(a) Solve the equation \(\displaystyle \frac{625^{(x^3-1)/2}}{125^{x^3}}=5\).
(b) On the axes, sketch the graph of \(y=4\mathrm{e}^x+3\), showing the values of any intercepts with the coordinate axes.
Solve the following equations, giving your answers to 3 significant figures.
(a)
\(2^{3x+1}=5^{x-2}\)
(b)
\(e^{2y+1}=1+\frac6{e^{2y+1}}\)
Solve the equation
\(4e^{2x-3}=7e^{5-x}.\)
Write
\(\frac{(pqr)^{-2}r^{\frac13}}{(p^2r)^{-1}q^3}\)
in the form \(p^a q^b r^c\), where \(a\), \(b\) and \(c\) are constants.
Given that
\(y=2(7^{2x})-3(7^{x+1})+19,\)
find the value of \(x\) when \(y=30\).
(a) Given that
\(\frac{\sqrt[3]{xy}(zy)^2}{(xz)^{-3}\sqrt z}=x^ay^bz^c,\)
find the exact values of the constants \(a\), \(b\) and \(c\).
(b) Solve the equation
\(5\left(2^{2p+1}\right)-17\left(2^p\right)+3=0.\)
(a) Solve the simultaneous equations
\(e^x+e^y=5,\qquad 2e^x-3e^y=8.\)
(b) Solve the equation
\(e^{2t-1}=5e^{5t-3}.\)
Solve the equation
\(3^{2x}-3^{x+1}-4=0,\)
giving your answer in an exact form.
(a) Given that
\(\log_2x+2\log_4y=8,\)
find the value of \(xy\).
(b) Using the substitution \(y=2^x\), or otherwise, solve
\(2^{2x+1}-2^{x+1}-2^x+1=0.\)
(a) Solve the simultaneous equations
\(10^{x+2y}=5,\qquad 10^{3x+4y}=50,\)
giving \(x\) and \(y\) in exact simplified form.
(b) Solve
\(2x^{\frac23}-x^{\frac13}-10=0.\)
Find the value of \(x\) such that
\(\frac{4^{x+1}}{2^{x-1}}=32^{x/3}\times8^{1/3}.\)
Solve the simultaneous equations
\(3^x\times 9^{y-1}=243,\)
\(8\times 2^{y-\frac12}=\frac{2^{2x+1}}{4\sqrt2}.\)

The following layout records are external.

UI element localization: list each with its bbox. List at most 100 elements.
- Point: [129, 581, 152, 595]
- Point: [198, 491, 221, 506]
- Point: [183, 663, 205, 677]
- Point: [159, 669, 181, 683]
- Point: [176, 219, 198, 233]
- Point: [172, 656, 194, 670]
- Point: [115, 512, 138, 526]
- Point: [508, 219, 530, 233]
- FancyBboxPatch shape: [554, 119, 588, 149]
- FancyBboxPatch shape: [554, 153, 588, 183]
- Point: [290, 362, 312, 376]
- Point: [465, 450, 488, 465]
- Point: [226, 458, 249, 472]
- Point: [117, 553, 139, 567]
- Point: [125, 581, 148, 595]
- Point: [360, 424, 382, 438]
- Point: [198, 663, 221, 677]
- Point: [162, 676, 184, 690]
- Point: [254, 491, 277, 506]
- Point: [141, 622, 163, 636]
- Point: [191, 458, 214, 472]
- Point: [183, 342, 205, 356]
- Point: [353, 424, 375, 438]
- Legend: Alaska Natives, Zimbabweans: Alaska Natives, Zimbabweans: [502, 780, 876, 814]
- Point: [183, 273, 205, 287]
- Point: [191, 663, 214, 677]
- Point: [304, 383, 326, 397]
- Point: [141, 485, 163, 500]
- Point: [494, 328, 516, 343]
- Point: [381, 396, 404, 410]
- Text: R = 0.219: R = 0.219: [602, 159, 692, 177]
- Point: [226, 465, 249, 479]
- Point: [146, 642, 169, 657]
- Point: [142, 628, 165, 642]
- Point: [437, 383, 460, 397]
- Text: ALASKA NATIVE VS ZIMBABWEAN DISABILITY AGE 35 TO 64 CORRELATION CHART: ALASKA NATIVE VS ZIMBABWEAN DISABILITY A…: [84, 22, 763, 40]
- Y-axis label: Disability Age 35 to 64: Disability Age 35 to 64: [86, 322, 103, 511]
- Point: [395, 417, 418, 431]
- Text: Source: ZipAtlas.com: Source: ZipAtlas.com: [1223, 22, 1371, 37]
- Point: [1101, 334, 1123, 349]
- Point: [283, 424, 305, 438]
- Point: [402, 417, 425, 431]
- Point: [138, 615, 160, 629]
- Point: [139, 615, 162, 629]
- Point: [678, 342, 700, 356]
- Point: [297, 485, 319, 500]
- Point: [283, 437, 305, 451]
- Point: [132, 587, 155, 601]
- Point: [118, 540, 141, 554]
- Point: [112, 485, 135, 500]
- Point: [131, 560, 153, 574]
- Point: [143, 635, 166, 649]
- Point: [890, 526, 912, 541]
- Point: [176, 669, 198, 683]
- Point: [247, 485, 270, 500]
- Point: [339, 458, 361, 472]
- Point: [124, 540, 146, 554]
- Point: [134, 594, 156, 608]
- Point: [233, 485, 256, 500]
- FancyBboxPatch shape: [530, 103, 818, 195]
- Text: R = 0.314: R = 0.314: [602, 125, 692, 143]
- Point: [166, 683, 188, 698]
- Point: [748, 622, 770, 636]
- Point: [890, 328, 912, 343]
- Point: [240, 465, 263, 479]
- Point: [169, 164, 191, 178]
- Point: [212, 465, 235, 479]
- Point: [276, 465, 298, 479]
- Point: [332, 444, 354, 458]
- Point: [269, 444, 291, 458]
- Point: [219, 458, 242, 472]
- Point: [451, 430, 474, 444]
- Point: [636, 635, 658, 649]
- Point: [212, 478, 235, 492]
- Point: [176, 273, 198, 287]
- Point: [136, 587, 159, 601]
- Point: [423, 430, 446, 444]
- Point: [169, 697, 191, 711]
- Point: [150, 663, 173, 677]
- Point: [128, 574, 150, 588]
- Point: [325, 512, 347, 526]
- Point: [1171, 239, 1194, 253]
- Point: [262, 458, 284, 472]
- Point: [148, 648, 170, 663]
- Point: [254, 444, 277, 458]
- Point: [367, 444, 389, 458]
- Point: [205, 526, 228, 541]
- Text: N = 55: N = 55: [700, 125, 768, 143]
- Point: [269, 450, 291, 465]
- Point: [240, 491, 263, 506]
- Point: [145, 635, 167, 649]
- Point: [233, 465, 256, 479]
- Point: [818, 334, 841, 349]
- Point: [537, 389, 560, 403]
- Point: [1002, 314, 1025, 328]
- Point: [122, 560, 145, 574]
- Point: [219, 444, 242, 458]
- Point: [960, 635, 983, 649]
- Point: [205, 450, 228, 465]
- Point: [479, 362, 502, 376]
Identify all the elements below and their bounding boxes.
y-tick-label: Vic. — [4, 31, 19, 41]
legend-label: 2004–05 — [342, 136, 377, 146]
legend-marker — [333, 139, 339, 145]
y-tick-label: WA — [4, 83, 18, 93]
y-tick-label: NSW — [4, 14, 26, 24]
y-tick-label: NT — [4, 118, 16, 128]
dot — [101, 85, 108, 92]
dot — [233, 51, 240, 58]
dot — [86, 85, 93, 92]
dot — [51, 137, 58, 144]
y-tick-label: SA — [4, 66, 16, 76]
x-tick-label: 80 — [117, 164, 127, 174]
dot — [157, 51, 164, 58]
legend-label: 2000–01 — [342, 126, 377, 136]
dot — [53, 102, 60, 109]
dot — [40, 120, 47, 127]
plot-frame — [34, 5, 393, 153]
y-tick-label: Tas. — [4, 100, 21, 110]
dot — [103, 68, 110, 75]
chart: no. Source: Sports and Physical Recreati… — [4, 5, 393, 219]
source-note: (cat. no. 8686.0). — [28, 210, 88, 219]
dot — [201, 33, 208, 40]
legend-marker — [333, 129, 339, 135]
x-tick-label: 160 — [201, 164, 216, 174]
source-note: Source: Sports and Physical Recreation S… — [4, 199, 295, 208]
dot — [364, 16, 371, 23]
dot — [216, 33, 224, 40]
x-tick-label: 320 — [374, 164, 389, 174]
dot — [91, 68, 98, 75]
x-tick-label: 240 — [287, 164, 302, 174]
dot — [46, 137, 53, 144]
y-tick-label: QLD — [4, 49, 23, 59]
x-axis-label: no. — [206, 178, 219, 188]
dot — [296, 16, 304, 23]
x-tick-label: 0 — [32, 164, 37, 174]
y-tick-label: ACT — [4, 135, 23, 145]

The number, \(B\), of a certain type of bacteria at time \(t\) days is described by \(B=200e^{2t}+800e^{-2t}\).
(i) Find \(B\) when \(t=0\).
(ii) At the instant when \(\frac{dB}{dt}=1200\), show that \(e^{4t}-3e^{2t}-4=0\).
(iii) Using the substitution \(u=e^{2t}\), or otherwise, solve \(e^{4t}-3e^{2t}-4=0\).
Given that \(\dfrac{\sqrt p(qr)^{-2}}{p^2q^{1/3}r}=\dfrac{1}{p^aq^br^c}\), find \(a\), \(b\) and \(c\).
Given that
\(7^x\times49^y=1\)
and
\(5^{5x}\times125^{\frac23y}=\frac1{25},\)
calculate the value of \(x\) and of \(y\).
(a) Solve
\(3^{\left(\frac{x}{2}-1\right)}=10.\)
(b) Solve
\(2e^{1-2y}=3e^{3y+2}.\)
Solve
(i) \(2^{3x-1}=6,\)
(ii) \(\log_3(y+14)=1+\frac{2}{\log_y3}.\)
Solve the simultaneous equations
\(\frac{8^{p+1}}{4^q}=2^{11}, \qquad \frac{3^{2p+5}}{27^{1/3}}=9^{3q}.\)
(a) Given that \(a^7=b\), where \(a\) and \(b\) are positive constants, find
(i) \(\log_a b\),
(ii) \(\log_b a\).
(b) Solve the equation \(\log_{81} y=-\dfrac14\).
(c) Solve the equation
\(\frac{32^{x^2-1}}{4^{x^2}}=16.\)
(a) Solve the equation \(7^{2x+5}=2.5\), giving your answer correct to \(2\) decimal places.
(b) Express
\(\frac{(5\sqrt q)^3}{(625p^{12}q)^{1/4}}\)
in the form \(5^ap^bq^c\), where \(a\), \(b\) and \(c\) are constants.